Analyse
Arinso il y a 13 ans - mardi 1 juin 2004

La croissance de 19 % du chiffre d’affaires actée au 1er trimestre 2004 provient essentiellement du 1er grand contrat BPO paneuropéen conclu fin 2003 par Arinso.

SECTEUR: haute technologie
BOURSE:   Bruxelles
COURS:    12,54 EUR
RISQUE:    **

La croissance de 19 % du chiffre d’affaires actée au 1er trimestre 2004 provient essentiellement du 1er grand contrat BPO paneuropéen conclu fin 2003 par Arinso (BPO : Business Process Outsouricing; sous-traitance de tâches de ressources humaines). Et depuis le début de l’année, deux nouveaux contrats de ce type ont encore été signés. Cette activité sera non seulement le pôle de croissance d'Arinso pour les années à venir, mais permettra aussi d’augmenter dans son chiffre d’affaires la part occupée par les revenus récurrents. Tout n’est pas rose pour autant. Le marché BPO étant en pleine expansion, la course aux parts de marché pèse sur la rentabilité. Et même dans son activité traditionnelle (intégration des divers systèmes de gestion d’entreprise), Arinso subit une pression sur les prix dans certains pays (France, …).
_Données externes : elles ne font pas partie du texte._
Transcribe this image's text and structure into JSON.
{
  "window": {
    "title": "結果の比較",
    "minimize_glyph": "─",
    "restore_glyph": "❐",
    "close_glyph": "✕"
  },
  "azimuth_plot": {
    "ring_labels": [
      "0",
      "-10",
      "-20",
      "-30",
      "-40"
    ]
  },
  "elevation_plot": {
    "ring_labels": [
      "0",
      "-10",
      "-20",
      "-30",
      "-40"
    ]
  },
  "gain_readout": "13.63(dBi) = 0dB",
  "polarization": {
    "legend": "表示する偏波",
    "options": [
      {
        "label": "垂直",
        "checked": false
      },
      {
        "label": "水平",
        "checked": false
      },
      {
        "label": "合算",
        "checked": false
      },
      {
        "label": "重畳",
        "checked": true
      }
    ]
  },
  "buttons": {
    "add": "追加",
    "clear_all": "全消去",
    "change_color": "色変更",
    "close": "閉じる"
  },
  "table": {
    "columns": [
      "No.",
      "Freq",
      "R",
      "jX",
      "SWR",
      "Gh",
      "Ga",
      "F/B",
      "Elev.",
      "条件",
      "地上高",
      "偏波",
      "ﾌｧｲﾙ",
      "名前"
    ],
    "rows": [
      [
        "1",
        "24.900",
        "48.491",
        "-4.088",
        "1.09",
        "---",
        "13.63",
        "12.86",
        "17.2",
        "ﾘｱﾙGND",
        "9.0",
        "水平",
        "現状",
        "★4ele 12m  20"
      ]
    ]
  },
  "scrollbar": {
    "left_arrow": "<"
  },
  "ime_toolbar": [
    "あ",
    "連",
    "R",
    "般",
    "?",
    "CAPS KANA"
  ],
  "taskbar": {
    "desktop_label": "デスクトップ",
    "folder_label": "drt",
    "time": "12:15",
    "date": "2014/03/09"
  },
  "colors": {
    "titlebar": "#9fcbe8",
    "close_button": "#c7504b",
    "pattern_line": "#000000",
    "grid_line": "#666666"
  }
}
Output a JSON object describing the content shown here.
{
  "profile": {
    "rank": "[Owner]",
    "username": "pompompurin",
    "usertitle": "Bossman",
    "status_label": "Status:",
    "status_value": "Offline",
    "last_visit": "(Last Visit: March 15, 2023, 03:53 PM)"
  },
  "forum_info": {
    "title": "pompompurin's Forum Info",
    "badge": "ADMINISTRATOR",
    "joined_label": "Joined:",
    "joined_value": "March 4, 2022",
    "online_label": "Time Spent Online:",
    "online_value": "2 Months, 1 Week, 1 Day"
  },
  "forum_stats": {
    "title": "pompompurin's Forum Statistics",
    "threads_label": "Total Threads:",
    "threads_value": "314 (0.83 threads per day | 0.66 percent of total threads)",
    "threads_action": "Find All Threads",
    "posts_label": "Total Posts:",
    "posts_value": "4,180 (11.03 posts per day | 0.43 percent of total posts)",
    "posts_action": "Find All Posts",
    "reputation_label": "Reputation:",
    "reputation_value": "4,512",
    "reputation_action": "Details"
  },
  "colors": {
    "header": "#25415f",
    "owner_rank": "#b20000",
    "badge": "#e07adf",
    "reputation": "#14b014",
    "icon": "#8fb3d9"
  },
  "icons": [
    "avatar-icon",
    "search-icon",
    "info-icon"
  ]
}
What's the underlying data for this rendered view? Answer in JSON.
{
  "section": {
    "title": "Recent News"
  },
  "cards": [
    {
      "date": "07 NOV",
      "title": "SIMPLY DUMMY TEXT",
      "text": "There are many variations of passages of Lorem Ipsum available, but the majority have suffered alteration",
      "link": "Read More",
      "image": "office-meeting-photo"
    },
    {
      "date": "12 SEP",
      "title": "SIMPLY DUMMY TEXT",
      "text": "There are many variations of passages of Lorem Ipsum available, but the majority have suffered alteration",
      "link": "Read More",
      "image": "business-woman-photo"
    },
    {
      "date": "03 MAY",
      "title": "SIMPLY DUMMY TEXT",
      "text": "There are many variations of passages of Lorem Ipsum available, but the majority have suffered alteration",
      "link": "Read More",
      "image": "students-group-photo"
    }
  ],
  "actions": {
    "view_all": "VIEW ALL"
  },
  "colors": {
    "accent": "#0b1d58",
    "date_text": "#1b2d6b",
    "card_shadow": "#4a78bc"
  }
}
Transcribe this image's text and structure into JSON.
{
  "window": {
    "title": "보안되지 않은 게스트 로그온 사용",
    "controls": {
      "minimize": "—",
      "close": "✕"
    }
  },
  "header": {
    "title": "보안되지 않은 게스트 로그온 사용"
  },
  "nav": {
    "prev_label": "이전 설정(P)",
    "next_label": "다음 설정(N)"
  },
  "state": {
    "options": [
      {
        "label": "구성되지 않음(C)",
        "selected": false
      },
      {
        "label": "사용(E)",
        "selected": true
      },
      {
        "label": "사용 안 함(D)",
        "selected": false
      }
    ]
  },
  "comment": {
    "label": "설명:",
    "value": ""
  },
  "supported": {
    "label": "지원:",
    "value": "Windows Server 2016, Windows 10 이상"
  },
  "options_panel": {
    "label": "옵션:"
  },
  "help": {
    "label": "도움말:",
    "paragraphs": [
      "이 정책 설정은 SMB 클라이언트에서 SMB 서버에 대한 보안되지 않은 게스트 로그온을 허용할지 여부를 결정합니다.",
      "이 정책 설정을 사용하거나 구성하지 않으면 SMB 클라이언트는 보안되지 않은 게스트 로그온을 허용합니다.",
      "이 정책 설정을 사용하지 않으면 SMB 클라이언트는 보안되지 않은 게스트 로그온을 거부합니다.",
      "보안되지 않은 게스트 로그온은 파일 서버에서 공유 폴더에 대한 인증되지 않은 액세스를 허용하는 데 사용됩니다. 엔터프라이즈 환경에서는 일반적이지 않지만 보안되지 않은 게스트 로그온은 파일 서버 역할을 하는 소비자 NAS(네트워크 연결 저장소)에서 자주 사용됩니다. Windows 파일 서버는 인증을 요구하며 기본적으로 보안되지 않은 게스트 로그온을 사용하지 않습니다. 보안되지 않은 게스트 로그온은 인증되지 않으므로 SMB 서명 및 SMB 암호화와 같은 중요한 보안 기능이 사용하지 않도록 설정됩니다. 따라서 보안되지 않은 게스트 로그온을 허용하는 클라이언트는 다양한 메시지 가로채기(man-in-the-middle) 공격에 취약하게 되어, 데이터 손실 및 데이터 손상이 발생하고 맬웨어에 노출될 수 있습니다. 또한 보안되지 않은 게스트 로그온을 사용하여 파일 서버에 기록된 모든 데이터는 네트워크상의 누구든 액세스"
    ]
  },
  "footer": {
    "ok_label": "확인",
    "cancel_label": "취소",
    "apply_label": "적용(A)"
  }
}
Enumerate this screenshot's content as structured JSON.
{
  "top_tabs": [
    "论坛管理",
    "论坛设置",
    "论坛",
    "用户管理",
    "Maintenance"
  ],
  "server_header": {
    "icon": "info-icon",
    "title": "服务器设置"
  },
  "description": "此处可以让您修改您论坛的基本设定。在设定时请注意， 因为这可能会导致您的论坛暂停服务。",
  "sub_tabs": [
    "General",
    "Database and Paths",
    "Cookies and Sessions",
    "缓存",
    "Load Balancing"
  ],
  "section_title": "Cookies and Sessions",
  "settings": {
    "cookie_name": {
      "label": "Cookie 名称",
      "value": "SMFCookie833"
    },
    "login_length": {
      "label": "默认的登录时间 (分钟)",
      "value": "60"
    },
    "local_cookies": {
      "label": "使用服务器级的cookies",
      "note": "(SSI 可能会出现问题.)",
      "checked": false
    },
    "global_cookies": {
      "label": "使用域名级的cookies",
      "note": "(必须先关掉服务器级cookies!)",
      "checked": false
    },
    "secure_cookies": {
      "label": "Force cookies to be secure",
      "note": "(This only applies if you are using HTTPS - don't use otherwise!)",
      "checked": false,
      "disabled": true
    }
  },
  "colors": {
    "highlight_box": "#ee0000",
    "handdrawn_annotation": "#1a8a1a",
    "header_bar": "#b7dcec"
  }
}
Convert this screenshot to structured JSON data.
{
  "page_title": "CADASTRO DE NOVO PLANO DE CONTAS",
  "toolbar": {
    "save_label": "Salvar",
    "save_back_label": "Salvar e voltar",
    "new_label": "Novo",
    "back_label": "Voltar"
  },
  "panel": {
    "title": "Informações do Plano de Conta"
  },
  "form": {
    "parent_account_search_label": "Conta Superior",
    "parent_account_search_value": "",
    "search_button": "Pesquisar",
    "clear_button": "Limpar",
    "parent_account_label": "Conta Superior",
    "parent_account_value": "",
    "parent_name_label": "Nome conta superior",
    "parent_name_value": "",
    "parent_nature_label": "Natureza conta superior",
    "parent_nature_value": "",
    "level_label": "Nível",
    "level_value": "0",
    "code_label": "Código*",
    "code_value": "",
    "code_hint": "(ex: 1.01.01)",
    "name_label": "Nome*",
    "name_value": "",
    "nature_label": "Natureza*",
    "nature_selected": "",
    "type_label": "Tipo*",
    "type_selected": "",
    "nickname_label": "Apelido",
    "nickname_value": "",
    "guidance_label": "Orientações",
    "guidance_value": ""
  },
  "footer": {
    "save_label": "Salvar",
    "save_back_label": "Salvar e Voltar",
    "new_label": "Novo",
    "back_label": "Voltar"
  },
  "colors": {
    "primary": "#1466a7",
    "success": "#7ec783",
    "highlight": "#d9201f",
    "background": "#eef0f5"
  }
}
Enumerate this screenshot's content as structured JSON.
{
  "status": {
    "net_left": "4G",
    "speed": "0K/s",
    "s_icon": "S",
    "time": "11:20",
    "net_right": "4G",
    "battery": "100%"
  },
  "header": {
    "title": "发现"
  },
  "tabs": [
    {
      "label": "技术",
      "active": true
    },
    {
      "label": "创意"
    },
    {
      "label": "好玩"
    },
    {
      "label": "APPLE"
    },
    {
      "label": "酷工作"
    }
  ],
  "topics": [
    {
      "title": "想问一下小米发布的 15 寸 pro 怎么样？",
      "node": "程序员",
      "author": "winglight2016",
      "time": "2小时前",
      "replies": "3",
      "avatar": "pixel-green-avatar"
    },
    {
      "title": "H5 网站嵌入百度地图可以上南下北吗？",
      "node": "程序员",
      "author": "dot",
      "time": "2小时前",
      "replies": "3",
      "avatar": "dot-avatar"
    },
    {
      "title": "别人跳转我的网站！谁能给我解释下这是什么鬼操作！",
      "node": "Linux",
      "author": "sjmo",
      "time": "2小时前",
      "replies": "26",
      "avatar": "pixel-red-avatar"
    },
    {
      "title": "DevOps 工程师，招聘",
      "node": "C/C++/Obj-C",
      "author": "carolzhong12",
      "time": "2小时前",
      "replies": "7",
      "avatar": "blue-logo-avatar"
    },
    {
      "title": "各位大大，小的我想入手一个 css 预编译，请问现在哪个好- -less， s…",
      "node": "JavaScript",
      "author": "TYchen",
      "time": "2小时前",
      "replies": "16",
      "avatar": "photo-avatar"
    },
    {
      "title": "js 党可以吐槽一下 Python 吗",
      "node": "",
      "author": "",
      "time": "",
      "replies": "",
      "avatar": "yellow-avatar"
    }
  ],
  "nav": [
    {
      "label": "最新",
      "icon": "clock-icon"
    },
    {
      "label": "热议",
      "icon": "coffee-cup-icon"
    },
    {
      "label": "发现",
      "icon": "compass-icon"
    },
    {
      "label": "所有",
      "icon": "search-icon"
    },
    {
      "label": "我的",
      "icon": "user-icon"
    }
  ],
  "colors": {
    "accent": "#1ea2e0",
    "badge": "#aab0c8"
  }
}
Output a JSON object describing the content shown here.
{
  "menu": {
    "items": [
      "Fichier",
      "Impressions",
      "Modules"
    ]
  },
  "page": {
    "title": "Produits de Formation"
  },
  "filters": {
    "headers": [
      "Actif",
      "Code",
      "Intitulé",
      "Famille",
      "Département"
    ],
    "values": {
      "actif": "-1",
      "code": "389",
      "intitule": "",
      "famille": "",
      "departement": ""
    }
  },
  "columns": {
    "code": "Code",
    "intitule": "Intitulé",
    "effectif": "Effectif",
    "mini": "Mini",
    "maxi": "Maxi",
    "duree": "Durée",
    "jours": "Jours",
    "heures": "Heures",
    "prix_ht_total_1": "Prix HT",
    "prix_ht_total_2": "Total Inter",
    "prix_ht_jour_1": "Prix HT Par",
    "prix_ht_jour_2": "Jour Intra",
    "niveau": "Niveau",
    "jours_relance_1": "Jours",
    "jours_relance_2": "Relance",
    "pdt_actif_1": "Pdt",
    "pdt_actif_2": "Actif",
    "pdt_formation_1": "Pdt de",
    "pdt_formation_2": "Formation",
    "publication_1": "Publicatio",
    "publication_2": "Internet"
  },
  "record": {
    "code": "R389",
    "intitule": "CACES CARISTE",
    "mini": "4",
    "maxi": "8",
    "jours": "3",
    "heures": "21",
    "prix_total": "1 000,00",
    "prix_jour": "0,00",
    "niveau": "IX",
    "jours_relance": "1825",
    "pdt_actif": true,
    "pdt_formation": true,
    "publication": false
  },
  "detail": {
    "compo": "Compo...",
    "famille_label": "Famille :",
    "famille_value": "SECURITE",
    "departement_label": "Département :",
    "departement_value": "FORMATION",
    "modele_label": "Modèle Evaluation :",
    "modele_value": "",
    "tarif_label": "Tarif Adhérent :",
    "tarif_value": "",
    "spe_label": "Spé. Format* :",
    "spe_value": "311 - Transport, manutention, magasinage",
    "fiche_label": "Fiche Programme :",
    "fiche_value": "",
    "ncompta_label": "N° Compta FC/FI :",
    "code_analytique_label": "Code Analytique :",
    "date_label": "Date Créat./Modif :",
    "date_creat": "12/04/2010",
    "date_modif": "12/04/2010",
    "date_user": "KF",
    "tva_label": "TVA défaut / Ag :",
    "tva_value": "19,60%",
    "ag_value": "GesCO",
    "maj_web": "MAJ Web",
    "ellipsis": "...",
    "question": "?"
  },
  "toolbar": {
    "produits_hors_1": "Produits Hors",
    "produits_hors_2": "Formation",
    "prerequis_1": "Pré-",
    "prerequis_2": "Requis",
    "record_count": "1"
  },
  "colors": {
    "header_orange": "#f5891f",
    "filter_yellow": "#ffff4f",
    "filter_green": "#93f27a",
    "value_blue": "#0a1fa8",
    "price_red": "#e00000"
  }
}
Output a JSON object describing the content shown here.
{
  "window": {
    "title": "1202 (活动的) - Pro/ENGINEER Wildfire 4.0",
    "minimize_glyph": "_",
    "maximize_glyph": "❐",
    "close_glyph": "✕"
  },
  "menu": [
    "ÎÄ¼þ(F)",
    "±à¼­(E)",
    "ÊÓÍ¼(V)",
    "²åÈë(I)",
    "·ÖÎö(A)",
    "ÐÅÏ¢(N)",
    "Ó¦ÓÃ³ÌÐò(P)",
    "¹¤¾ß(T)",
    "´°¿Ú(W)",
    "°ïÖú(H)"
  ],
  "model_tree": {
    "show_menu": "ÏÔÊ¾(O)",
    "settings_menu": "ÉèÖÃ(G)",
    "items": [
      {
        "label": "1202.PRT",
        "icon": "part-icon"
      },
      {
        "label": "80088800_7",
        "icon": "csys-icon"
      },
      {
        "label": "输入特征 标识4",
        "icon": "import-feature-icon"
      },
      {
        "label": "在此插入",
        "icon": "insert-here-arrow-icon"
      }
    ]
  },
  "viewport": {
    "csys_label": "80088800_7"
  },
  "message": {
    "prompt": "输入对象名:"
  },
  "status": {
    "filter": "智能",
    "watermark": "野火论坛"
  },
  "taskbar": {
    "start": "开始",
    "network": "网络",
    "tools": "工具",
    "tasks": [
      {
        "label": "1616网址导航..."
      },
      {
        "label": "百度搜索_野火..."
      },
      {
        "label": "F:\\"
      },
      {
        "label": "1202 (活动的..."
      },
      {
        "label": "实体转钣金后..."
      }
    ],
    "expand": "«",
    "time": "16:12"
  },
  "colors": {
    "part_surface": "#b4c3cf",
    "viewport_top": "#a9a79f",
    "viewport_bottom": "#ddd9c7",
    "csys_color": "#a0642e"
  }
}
Les marges au 1er trimestre se sont dès lors effritées plus que prévu. La baisse du taux de taxation permet néanmoins de dégager un bénéfice de 0,13 EUR par action, en hausse de 62,5 % par rapport au 1e  trimestre 2003. Mais, contrairement à ce qu’Arinso espérait précédemment, la conquête de sa place sur le marché des BPO risque à présent de se faire au détriment de sa rentabilité. Nous réduisons dès lors nos prévisions de bénéfice 2004 à 0,48 EUR par action (contre 0,51 auparavant). Pour 2005, nous tablons sur 0,81 EUR. Par rapport aux géants américains du secteur, Arinso a l’atout de maîtriser la complexité des diverses législations nationales, ce qui fait de lui un partenaire européen de choix. Mais vu le risque de poursuite de l’érosion des marges, pour l’instant, nous n’achetons plus cette action correctement évaluée. Conservez.